IBM Corp. is promoting a concept that it says will one day allow its divisions to work toward seamless connectivity. But some analysts say even if IBM builds the technology, the customers may not come.
Fluid computing, as Big Blue refers to it, is an umbrella term describing how both mobile and stationary computing devices could one day interact with one another, a concept that flows through personal computing, software and mainframes, said Harry Wttewaall, national ThinkPad specialist at IBM Canada Ltd. in Markham, Ont.
Wttewaall says the standard personal digital assistant (PDA) is an example of cumbersome technology that could benefit from fluid computing. “If we think of our PDA, we are storing two copies of information, so we always have to update one copy and make sure that it is the most current. You come back to your desk, you synchronize your PDA and off you go,” Wttewaall said. “What we are trying to do is really break that linkage where you are required to have two copies of the information.”
An example of fluid computing in action would be that of a store owner browsing in a competitor’s store. The owner quickly realizes that the competitor’s prices are lower than his. He takes out his PDA, brings up the price list for his store and lowers the prices. Because the competitors store is not set up for wireless connectivity, however, the information is stored in the owner’s PDA until he enters a wireless zone.
Herein lies the first obstacle blocking the flow of fluid computing. To give the store owner incentive to key the info into his PDA, and not wait until he returns to the office to enter the data, there would have to be a convenient way for the owner to become wirelessly connected to his network and exchange the new information with all of his other computing devices. That would, in-turn, change the store’s price list in less time than it would take him to drive back to his store.
Wttewaall said the key to making this seamless connectivity possible and allow for “the ultimate fluid computing experience” would be to make everything, including stoplights, wired for wireless access.
He added that companies such as Dell Computer Corp. and Vancouver-based wireless Internet access providers Fat Port Corp. need to continue to create so-called “hot spots” – small, geographically defined areas where connectivity is enabled – for the technology to reach its full potential.
But one Gartner analyst said the thought of making stoplights equipped for wireless access is “ridiculous,” and an economically difficult idea that would take over 25 years to turn into a reality.
“It doesn’t make sense because there are communication methods that don’t require that. The economics of what they are talking about is off-kilter because there are wireless communication systems that don’t require that degree of localization of the communication system,” said Ken Dulaney, vice-president of mobile computing at Gartner Group Inc.
Although it is clear that people want to move around and use different communication methods and different devices while using the same source applications, not everybody wants to do everything in every location, he added.

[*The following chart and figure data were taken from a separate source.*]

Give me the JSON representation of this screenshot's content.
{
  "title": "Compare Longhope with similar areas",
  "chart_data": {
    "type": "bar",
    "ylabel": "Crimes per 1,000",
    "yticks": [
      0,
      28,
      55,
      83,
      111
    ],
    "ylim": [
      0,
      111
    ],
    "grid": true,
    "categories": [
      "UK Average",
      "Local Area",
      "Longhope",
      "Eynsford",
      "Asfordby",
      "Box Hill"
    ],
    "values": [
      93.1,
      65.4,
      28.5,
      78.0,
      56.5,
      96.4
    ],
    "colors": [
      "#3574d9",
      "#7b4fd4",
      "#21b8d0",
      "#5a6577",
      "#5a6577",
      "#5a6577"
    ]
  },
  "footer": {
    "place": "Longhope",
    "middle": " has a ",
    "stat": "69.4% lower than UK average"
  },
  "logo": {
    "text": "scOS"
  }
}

“If you are in a car, there’s not much you can do. Browsing the Internet and consuming lots of bandwidth, even if you had it available, you probably couldn’t use it. So depending on what you’re doing, it only needs limited amounts of bandwidth. Most people will leave most of the heavy things for when they are back at their office,” Dulaney said.
Although Wttewaall agrees that such widespread wireless connectivity is still some years away, he said that shouldn’t take away from the fact that IBM is dedicated to its fluid computing vision.
“If you don’t know where you’re going then you’re never going to get there, but if you have a vision of where you want to get to
even though it may be 10 years out
at least [we] have a direction that we are going towards,” Wttewaall said.
To another analyst, the question of whether users really want this type of technology is the next major roadblock facing IBM’s strategy.
There are some industries that could benefit from the seamless connectivity that fluid computing promises, said Christopher Fletcher, vice-president and managing director of Aberdeen Group Inc. in San Jose, Calif. These “down-to-earth” applications include inventory management and control, said Fletcher, adding that the average user may not have the desire for this technology.
Fletcher said that by adopting the fluid computing moniker, IBM is trying to get a much broader marketing message across, which implies that people as well as devices and applications are all interconnected and continuously share information, a concept that may not be the case for many users.
He added that even if the technology was available to allow users to get the same information on all computing devices, the chances that a person would have more than one or two different devices on them at any given time, or that they would need the information on more than one device isn’t likely.
Wttewaall said that another key reason IBM is developing its fluid computing tools is to help simplify the process of connecting wirelessly. He said that users are often struggling to make sense of when they can and can’t connect to a wireless network.